The Golden Slipper result tends to be dominated by Sydney horses, though there are always a number of interstate invaders knocking at the gate. The gender split in the Golden Slipper has been relatively even, with 27 colts, 25 fillies and seven geldings claiming a win.
Golden Slipper Field and Odds
Every year there is a fierce contest among the best two-year-old horses to become part of the much-vaunted Golden Slipper field. Many of them can only gain a spot in the starting barriers by winning the most prize money in their career to date, although there are a number of shortcuts. Automatic entry to the Golden Slipper goes to the winners of the Silver Slipper Stakes, Sweet Embrace Stakes, Skyline Stakes, Reisling Stakes, Todman Stakes, Magic Night Stakes and Pago Pago Stakes. It turns those races, which are already significant events in their own right, into ferociously contested qualifying finals. The Golden Slipper field usually runs with the full capacity of 16 horses, though that has not always been the case. For instance, in 1960 there were only five starters. It made picking the winner far easier, though as you could imagine it didn’t do many favours for the odds. The winner, Sky High, came in at 4-7. The last time the Golden Slipper field was under capacity was in 2011 when there were 14 starters.

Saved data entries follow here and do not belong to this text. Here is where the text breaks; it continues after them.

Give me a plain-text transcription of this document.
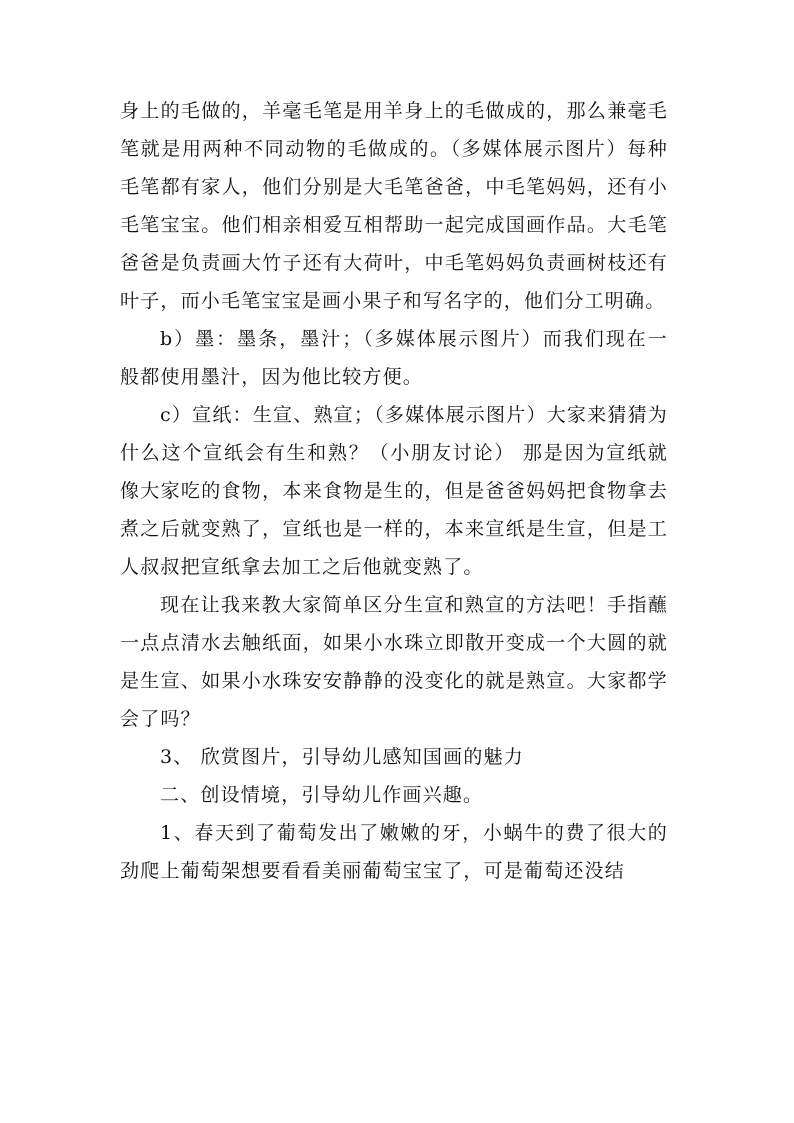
身上的毛做的，羊毫毛笔是用羊身上的毛做成的，那么兼毫毛笔就是用两种不同动物的毛做成的。（多媒体展示图片）每种毛笔都有家人，他们分别是大毛笔爸爸，中毛笔妈妈，还有小毛笔宝宝。他们相亲相爱互相帮助一起完成国画作品。大毛笔爸爸是负责画大竹子还有大荷叶，中毛笔妈妈负责画树枝还有叶子，而小毛笔宝宝是画小果子和写名字的，他们分工明确。

b）墨：墨条，墨汁；（多媒体展示图片）而我们现在一般都使用墨汁，因为他比较方便。

c）宣纸：生宣、熟宣；（多媒体展示图片）大家来猜猜为什么这个宣纸会有生和熟？（小朋友讨论） 那是因为宣纸就像大家吃的食物，本来食物是生的，但是爸爸妈妈把食物拿去煮之后就变熟了，宣纸也是一样的，本来宣纸是生宣，但是工人叔叔把宣纸拿去加工之后他就变熟了。

现在让我来教大家简单区分生宣和熟宣的方法吧！手指蘸一点点清水去触纸面，如果小水珠立即散开变成一个大圆的就是生宣、如果小水珠安安静静的没变化的就是熟宣。大家都学会了吗？

3、 欣赏图片，引导幼儿感知国画的魅力

二、创设情境，引导幼儿作画兴趣。

1、春天到了葡萄发出了嫩嫩的牙，小蜗牛的费了很大的劲爬上葡萄架想要看看美丽葡萄宝宝了，可是葡萄还没结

The Golden Slipper odds are always a very interesting affair. It’s not like backing the champions who are three years and older when they line up for the Melbourne Cup and other great events on the racing calendar. Much less is known about the two-year-olds in the Golden Slipper field, which makes it harder to balance the risk-versus-reward ratio that all punters live by. In the 2017 Golden Slipper result there was very little clue in the odds, as the three top horses all came in at exactly $8.
This is one of the races where you will gain special advantage from the assistance of our professional analysts. They spend their waking hours studying every horse, trainer and jockey in a tireless effort to give you the best Golden Slipper tips. Of course, you don’t just want to pick the winner, you also want to make sure you get the best possible price for it. You can do that with our Golden Slipper odds comparison tool.
Since the Golden Slipper began in 1957, founded by Sydney Turf Club committeeman George Ryder, it has grown to become one of the best Australian racing events all year. It has certainly witnessed some of the greatest moments in the sport, such as iconic trainer Tommy Smith’s record of winning six Golden Slippers. That feat has since been equaled by his daughter, Gai Waterhouse, who created an even more impressive piece of Slipper history in 2001. She had five starters in the race and three of them – Ha Ha, Excellerator and Red Hannigan – went on to fill out the trifecta in the Golden Slipper result. Another trainer with a remarkable track record at the event is Clarry Connors, who won four Golden Slippers in 10 years. The final one in 2000 was perhaps the greatest run in the history of the race, when Belle Du Jour missed the start and almost fell, but then blitzed the entire pack from last place to claim victory.